Oct. 27 was a normal day for the students at The Davis Academy in Sandy Springs. The weather was cool, 56 degrees and sunny, leaves were changing and the University of Georgia was preparing to play Florida in Jacksonville.
Little did they know, that morning, about 680 miles north in the historic Jewish neighborhood of Squirrel Hill in Pittsburgh, how much their lives would be impacted.
A Pennsylvania man is accused of storming the Tree of Life synagogue, killing 11 people.
“On one hand, Monday morning was painful for all of us and another it was very affirming,” said Rabbi Micah Lapidus, director of Jewish and Hebrew Students at The Davis Academy. “As a Jewish school, we have the opportunity for prayer, and can talk about our tradition. … We have a long history of peaks and valleys.”
In response to the tragedy, the students at the Davis Academy launched a “Sending Love to Pittsburgh” campaign. Their goal was to collect and send 11,000 paper hearts, one for each victim.
The students want to keep the tragedy of that day on people’s minds and keep it as a talking point, Lapidus said.

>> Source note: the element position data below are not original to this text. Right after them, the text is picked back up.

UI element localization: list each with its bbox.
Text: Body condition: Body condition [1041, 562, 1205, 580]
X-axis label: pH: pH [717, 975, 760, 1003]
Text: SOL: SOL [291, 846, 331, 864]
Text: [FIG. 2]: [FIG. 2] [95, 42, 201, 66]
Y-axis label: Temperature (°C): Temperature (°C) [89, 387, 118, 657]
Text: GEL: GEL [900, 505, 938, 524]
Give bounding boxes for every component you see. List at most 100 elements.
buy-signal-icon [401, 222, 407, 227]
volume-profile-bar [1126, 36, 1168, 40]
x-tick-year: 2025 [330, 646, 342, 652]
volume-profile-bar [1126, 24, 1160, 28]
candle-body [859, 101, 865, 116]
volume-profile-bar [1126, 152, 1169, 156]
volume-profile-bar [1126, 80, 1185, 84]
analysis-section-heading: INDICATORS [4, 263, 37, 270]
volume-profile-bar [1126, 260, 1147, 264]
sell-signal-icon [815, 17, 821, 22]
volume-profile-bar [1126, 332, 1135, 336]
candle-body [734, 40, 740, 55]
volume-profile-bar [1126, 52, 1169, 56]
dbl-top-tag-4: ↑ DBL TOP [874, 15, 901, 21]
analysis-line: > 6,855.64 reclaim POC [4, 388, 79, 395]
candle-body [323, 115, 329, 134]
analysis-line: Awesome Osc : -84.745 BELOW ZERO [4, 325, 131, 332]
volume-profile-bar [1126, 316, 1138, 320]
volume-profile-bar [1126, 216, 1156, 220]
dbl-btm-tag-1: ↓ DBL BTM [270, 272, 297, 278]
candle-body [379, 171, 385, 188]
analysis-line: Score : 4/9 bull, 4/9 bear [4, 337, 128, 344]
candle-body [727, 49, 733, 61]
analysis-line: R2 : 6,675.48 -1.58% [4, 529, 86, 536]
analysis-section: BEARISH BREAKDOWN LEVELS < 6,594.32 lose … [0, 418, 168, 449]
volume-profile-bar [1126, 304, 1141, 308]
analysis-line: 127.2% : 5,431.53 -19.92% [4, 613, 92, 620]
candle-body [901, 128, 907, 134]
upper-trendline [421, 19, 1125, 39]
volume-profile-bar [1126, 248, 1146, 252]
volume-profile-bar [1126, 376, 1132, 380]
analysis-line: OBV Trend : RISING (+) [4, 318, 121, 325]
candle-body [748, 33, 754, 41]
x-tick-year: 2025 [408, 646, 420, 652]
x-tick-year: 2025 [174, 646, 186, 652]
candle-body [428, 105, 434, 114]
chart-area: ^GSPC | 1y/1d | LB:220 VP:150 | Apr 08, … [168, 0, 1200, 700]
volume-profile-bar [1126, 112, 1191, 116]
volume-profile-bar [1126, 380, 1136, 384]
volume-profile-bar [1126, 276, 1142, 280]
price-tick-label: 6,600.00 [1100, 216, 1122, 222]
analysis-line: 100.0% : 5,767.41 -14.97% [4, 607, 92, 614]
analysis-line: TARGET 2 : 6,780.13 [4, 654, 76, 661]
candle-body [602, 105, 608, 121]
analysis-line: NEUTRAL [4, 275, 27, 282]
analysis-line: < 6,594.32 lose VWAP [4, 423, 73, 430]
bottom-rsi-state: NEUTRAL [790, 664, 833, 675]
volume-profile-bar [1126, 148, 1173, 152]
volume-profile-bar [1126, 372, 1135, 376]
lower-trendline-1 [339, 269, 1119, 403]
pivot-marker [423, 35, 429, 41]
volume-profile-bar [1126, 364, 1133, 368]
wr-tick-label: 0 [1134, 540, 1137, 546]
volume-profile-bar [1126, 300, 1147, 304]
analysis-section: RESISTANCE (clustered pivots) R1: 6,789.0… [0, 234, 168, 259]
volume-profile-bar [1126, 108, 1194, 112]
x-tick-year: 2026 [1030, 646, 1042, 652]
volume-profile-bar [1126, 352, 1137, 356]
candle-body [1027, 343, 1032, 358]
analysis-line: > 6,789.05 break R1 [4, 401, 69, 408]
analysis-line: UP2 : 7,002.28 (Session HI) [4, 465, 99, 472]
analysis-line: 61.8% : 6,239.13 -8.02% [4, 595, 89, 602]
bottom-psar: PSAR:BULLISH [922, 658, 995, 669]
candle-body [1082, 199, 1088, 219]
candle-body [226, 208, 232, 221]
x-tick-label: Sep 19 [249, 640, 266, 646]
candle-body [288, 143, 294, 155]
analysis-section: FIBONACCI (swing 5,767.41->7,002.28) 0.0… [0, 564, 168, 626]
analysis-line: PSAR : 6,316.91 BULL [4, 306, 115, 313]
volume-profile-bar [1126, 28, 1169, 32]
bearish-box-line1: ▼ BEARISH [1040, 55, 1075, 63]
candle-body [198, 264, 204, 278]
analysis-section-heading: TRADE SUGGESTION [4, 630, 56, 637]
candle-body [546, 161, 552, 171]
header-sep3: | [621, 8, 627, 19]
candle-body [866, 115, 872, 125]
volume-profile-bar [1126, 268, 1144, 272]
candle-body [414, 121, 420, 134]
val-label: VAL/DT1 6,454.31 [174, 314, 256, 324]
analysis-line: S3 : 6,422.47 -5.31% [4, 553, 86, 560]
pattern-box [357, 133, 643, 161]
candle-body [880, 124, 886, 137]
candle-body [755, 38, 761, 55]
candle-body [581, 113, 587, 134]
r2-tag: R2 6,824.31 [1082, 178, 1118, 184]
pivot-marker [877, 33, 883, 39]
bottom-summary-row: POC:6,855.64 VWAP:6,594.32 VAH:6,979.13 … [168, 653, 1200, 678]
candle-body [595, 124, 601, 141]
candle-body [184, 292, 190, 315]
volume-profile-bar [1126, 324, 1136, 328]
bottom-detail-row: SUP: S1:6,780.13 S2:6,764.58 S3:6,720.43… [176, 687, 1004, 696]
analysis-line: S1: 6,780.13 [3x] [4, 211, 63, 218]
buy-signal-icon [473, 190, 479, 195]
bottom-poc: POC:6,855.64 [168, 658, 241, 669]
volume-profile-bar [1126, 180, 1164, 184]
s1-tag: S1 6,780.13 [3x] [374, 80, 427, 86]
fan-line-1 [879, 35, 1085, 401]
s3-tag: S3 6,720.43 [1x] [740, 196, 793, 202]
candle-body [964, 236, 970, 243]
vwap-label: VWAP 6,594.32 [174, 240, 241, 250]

“The new cycle moves quickly. You have fires in California and politics. The kids want to keep this in our heart and minds,” he said.

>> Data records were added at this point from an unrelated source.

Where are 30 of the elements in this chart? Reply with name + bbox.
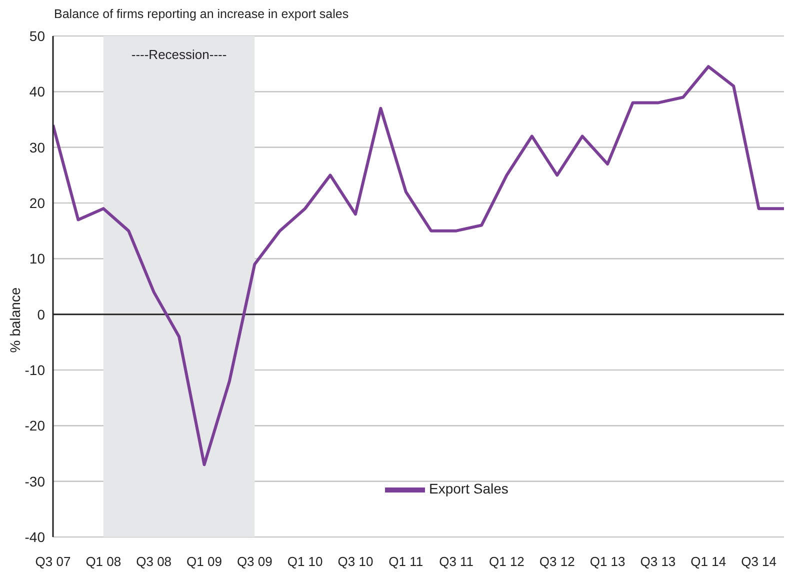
y-tick-label: -30 [24, 473, 46, 490]
legend-label: Export Sales [429, 480, 508, 497]
x-tick-label: Q1 12 [489, 554, 524, 570]
band-label: ----Recession---- [131, 47, 227, 62]
y-tick-label: 30 [29, 139, 46, 156]
x-tick-label: Q3 11 [439, 554, 474, 570]
chart-title: Balance of firms reporting an increase in export sales [54, 7, 349, 21]
x-tick-label: Q3 13 [640, 554, 676, 570]
x-tick-label: Q3 09 [236, 554, 272, 570]
x-tick-label: Q1 10 [287, 554, 323, 570]
x-tick-label: Q1 14 [690, 554, 726, 570]
x-tick-label: Q3 08 [136, 554, 172, 570]
x-tick-label: Q3 10 [338, 554, 374, 570]
y-tick-label: 20 [29, 194, 46, 211]
y-tick-label: 40 [29, 84, 46, 100]
y-tick-label: -20 [24, 418, 46, 434]
y-tick-label: 50 [29, 28, 46, 44]
x-tick-label: Q1 09 [186, 554, 222, 570]
y-tick-label: 10 [29, 250, 46, 267]
y-axis-title: % balance [7, 287, 23, 353]
x-tick-label: Q3 14 [741, 554, 777, 570]
x-tick-label: Q1 13 [590, 554, 626, 570]
line-series [53, 65, 784, 466]
x-tick-label: Q1 08 [86, 554, 122, 570]
y-tick-label: 0 [37, 306, 46, 322]
y-tick-label: -10 [24, 362, 46, 378]
x-tick-label: Q3 12 [539, 554, 575, 570]
x-tick-label: Q3 07 [35, 554, 71, 570]
x-tick-label: Q1 11 [388, 554, 424, 570]
y-tick-label: -40 [24, 528, 46, 545]
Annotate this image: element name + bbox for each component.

The rabbi said the students can’t change national policy, but they “can use voice to send meaningful gestures as kids do.”
Since launching the drive, the school has received an overwhelming response, collecting hearts from “families as well as organizations ranging from synagogues, schools, churches, book clubs and more, who were touched by the tragedy and inspired to show support,” according to the school.
Each heart has messages of love, hope, healing and strength.
From Oct. 27 to Nov. 27, they collected the hearts, which was 30 days following the tragedy, coinciding with Judaism’s traditional 30 days of mourning.
“Our students desire to do something and channel their efforts to engage people of all faiths and background has been amazing. Out of tragedy comes an opportunity for healing,” Lapidus said.
The hearts are museum quality art, from all languages and all ages (2-102), from around the country.
They will photograph a few that capture diversity, and send “to community of Squirel Hill, which represents the best of what America should be. We are all connected,” the rabbi said.